While McGreevey’s political base had been Middlesex County, the former governor has strong roots in Hudson County.  He was born in Jersey City, where his grandfather was a police officer, and returned about ten years ago.

Once a close ally of Fulop, the two split after Fulop fired him as head of Jersey City’s Employment & Training  Program in 2019.

A former assistant prosecutor and executive director of the New Jersey Parole Board, McGreevey was elected to the State Assembly in 1989 and then won a hugely competitive race for mayor of Woodbridge, New Jersey’s seventh-largest municipality, in 1991.   In 1993, McGreevey ousted State Sen. Randy Corman (R-Sayreville) by nearly three percentage points to flip the 19th district Senate seat.

In 1997, McGreevey came within 25,426 votes (57%-46%) of ousting a popular Republican governor, Christine Todd Whitman.  Four years later, he was elected governor by fifteen percentage points against Republican Bret Schundler, the mayor of Jersey City; helped by his coattails, Democrat regained control of the State Assembly.

As governor, McGreevey faced several controversies, especially hiring an Israeli citizen, Golan Cipel, as his homeland security advisor despite lacking qualifications.  McGreevey later acknowledged that he was having an affair with Cipel.  Nineteen years later, some political observers wonder whether the issue necessitated his departure from office.

In becoming a candidate for mayor, McGreevey follows the lead of Jerry Brown, who served two terms as governor of California and then returned to office sixteen years later by winning the election as the mayor of Oakland.

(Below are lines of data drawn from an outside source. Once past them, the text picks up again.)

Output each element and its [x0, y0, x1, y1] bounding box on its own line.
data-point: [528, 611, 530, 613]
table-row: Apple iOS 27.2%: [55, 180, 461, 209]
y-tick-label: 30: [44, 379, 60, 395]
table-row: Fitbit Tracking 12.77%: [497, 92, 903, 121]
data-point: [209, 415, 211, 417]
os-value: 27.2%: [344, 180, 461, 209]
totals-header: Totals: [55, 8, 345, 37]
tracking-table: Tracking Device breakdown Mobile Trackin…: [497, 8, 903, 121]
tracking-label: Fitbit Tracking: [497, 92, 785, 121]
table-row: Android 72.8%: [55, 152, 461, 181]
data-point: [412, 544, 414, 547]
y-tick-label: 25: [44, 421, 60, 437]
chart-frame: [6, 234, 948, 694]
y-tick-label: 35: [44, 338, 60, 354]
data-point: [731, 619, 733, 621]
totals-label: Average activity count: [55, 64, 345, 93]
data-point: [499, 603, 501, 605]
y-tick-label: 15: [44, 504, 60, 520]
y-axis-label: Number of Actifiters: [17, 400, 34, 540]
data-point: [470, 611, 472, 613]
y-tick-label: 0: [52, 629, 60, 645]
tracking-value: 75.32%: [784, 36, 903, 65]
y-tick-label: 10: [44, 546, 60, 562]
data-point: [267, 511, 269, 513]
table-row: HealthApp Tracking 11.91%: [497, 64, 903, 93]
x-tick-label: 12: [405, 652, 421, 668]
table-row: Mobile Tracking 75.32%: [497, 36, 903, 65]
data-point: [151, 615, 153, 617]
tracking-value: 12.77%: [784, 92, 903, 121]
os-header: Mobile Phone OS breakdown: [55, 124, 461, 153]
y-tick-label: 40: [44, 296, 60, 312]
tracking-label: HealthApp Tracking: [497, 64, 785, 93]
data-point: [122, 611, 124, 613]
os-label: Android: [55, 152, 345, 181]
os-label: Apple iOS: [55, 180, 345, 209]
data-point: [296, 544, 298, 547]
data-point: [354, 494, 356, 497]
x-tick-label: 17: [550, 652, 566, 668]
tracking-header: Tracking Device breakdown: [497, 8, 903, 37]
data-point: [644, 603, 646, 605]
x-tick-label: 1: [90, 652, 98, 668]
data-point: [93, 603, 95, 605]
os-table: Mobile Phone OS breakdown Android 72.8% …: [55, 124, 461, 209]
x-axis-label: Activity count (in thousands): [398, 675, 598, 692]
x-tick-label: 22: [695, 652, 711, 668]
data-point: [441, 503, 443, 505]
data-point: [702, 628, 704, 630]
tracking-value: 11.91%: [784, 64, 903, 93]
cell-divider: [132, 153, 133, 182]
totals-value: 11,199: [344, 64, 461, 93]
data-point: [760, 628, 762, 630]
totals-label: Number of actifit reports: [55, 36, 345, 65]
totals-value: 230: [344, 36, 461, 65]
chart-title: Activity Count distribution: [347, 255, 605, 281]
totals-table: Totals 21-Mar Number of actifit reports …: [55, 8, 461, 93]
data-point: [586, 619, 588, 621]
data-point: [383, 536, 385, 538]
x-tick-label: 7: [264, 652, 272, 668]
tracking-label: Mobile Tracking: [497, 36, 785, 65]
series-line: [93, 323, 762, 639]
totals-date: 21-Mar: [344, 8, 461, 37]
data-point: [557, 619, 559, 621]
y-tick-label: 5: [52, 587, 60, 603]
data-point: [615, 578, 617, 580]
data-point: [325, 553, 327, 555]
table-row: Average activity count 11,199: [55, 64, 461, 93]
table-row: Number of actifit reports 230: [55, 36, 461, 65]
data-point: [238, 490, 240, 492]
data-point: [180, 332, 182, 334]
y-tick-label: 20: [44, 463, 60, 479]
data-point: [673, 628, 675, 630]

If he wins, McGreevey will become the first elected former New Jersey governor to return to public office since William Newell ran for Congress four years after leaving the governor’s office.  He lost re-election two years later and was defeated twice after that.   Later, Newell moved to Washington State when President Rutherford Hayes appointed him territorial governor; he remained there and was later elected mayor of Olympia, Washington.

Four other ex-governors lost comeback bids: Edward Stokes in a Republican U.S. Senate primary, Harold Hoffman in a GOP gubernatorial primary, Robert Meyner in a general election for governor, and Jim Florio in a Democratic U.S. Senate primary.

Another Jersey City politician, A. Harry Moore served three non-consecutive terms as governor in the 1920s, 1930s, and 1940s when New Jersey governors were limited to one three-year term.   He was elected to the U.S. Senate between two of his gubernatorial stints.